Here’s an interesting little chart for you to sink your teeth into.
My 18yr. old daughter shares a family plan with my wife and I. The monthly reports are absolutely insane. My kid doesn’t say 5 sentences when we’re hanging out, yet sends over 2,100 text messages on a monthly basis. All text, I say! And an average of about 200 calls, which I am sure at least 15% of those are me calling her.
I bet that there are a few parents looking at this chart thinking "Shut up - That's nothing compared to my kid".

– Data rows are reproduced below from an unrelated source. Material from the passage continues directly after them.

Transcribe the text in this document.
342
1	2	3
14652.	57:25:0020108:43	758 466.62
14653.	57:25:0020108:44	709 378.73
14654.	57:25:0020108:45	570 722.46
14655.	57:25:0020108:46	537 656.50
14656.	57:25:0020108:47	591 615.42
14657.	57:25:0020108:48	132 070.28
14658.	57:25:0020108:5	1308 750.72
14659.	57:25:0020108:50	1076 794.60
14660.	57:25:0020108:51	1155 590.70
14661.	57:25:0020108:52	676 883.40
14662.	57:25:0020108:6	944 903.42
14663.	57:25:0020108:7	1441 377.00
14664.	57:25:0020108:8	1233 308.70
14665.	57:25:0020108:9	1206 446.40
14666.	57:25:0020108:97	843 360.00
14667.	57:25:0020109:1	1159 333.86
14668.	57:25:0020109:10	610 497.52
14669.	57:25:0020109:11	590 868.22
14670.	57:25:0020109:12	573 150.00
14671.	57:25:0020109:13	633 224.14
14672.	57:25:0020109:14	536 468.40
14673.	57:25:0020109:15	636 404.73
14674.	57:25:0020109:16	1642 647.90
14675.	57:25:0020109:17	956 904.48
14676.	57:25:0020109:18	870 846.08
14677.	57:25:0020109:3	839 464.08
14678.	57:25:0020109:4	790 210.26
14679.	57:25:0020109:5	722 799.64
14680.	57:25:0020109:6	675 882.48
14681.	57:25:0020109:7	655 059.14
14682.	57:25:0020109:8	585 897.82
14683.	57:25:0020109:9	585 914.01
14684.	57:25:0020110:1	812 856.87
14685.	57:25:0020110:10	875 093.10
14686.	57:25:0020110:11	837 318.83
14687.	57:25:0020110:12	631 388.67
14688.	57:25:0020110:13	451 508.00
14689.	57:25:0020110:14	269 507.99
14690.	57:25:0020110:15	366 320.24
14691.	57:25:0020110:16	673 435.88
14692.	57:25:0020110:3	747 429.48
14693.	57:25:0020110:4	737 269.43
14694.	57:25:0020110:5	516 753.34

What does this chart prove? That they don’t communicate like we used to. They want faster information, less bullshit and more straight-to-the-point content. This means that the days of swelling up product pages with descriptions that have marketing fluff are coming to a very quick end. When this generation shops online, they scan pages for big sexy images, pricing and simple bullet points with basic info. This is so second nature to them that we are starting to create experiences with less tooltips and alerts.

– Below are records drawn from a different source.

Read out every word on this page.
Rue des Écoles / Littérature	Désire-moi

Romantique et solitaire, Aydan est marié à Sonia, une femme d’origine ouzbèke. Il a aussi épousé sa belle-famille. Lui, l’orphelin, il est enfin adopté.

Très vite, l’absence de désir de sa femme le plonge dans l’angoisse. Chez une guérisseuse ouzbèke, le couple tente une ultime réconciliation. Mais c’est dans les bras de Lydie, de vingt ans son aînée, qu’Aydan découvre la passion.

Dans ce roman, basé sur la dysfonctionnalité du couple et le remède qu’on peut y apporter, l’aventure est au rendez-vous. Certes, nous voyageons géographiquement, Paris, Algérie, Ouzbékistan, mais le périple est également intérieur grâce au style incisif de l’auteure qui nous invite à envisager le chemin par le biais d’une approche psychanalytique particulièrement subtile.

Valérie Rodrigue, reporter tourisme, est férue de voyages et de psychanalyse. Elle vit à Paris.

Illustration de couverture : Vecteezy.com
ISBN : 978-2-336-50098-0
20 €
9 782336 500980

My daughter does about 85% of her shopping online, so I decided to use her as a test-subject, otherwise known as use-case of 1. I asked her “what are the most important things to you when you’re buying something on a site?”. She said “Really good images, how much is it and when can I have it”. Seems logical, right? If I can download several gigs in a few minutes, I should be able to get a Justin Bieber life size stand-up poster in a day, right?

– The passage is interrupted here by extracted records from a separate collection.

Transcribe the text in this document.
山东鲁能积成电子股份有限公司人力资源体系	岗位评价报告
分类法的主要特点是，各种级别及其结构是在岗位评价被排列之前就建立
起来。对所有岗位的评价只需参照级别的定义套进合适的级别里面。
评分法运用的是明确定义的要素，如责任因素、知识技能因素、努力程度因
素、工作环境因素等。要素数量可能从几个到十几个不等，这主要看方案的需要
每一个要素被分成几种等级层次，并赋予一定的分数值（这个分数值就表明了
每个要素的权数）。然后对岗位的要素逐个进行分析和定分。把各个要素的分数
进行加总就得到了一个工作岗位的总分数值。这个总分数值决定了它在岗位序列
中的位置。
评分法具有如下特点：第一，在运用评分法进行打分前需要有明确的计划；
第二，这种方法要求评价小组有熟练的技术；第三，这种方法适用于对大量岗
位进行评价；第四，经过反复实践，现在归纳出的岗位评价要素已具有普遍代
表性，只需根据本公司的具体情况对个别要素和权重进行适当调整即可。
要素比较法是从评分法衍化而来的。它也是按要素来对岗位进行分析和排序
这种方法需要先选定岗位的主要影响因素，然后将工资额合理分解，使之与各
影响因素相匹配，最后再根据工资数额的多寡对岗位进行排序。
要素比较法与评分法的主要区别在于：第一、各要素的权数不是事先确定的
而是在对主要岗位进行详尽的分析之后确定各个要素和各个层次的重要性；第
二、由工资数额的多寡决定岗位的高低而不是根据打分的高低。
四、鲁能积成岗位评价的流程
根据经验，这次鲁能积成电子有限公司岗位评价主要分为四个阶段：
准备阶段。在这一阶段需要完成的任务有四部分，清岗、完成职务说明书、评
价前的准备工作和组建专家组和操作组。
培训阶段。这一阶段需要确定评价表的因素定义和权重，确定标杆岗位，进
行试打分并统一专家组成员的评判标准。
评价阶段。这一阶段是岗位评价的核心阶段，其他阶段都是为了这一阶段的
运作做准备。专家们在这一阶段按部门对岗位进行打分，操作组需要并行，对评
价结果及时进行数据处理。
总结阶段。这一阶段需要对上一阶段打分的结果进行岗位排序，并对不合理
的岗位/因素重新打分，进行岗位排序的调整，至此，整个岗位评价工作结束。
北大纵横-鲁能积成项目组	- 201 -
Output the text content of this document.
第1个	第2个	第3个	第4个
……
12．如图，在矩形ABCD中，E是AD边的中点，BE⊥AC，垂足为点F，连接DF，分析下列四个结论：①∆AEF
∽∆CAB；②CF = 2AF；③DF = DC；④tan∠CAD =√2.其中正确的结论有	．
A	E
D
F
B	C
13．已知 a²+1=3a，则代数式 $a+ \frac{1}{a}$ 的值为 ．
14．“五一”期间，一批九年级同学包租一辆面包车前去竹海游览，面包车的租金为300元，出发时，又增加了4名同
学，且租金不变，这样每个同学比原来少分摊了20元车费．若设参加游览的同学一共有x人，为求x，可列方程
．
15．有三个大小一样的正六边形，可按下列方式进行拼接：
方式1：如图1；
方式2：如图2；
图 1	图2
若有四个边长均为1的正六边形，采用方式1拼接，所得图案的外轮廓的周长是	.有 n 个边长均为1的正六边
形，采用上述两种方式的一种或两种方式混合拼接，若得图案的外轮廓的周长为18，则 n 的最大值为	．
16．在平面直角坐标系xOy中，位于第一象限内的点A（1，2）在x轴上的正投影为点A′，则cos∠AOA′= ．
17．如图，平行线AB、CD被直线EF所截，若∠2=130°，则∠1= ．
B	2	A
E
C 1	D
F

Not only that, but lets think about what’s inspiring this gen… Images, video and simple content. There’s a reason why Facebook acquired Instagram for 1-Billion dollars. 90% of the 150,000,000 users on Instagram are under the age of 35 and 37% of those users are 18-29 as of February 2014. Simplicity at its finest.
I also asked her about shipping concerns. She told me that most sites ship free or cheap anyways, so she didn’t care too much. It was more about speed and availability. She's right - Free shipping “all night long” like Lionel Ritchie up in here. It’s happening everywhere and I can hear the small shop owners screaming “Free shipping… inconceivable!” - I will cover shipping in another post.
Anyways, I had her walk me through a purchase for something she needed, so she went to amazon (of course), skimmed through the pages and added 2 items to her cart. Single click checkout was enabled, so she entered a password and there it went. Just like that, $57 of my hard earned bucks gone in less than 3 minutes.
What does this mean to e-tailers, you ask?
Not that I think you should base your product page decisions on my use-case, but that we need to do a much better job of paying attention to how this new generation (insert letter or number here) is communicating and how they’re shopping. We need to be smarter about creating simple, relevant content and be much better at communicating with imagery. Be straight to the point and take the time to clean up copy, specially the madness that manufacturers send along with their products.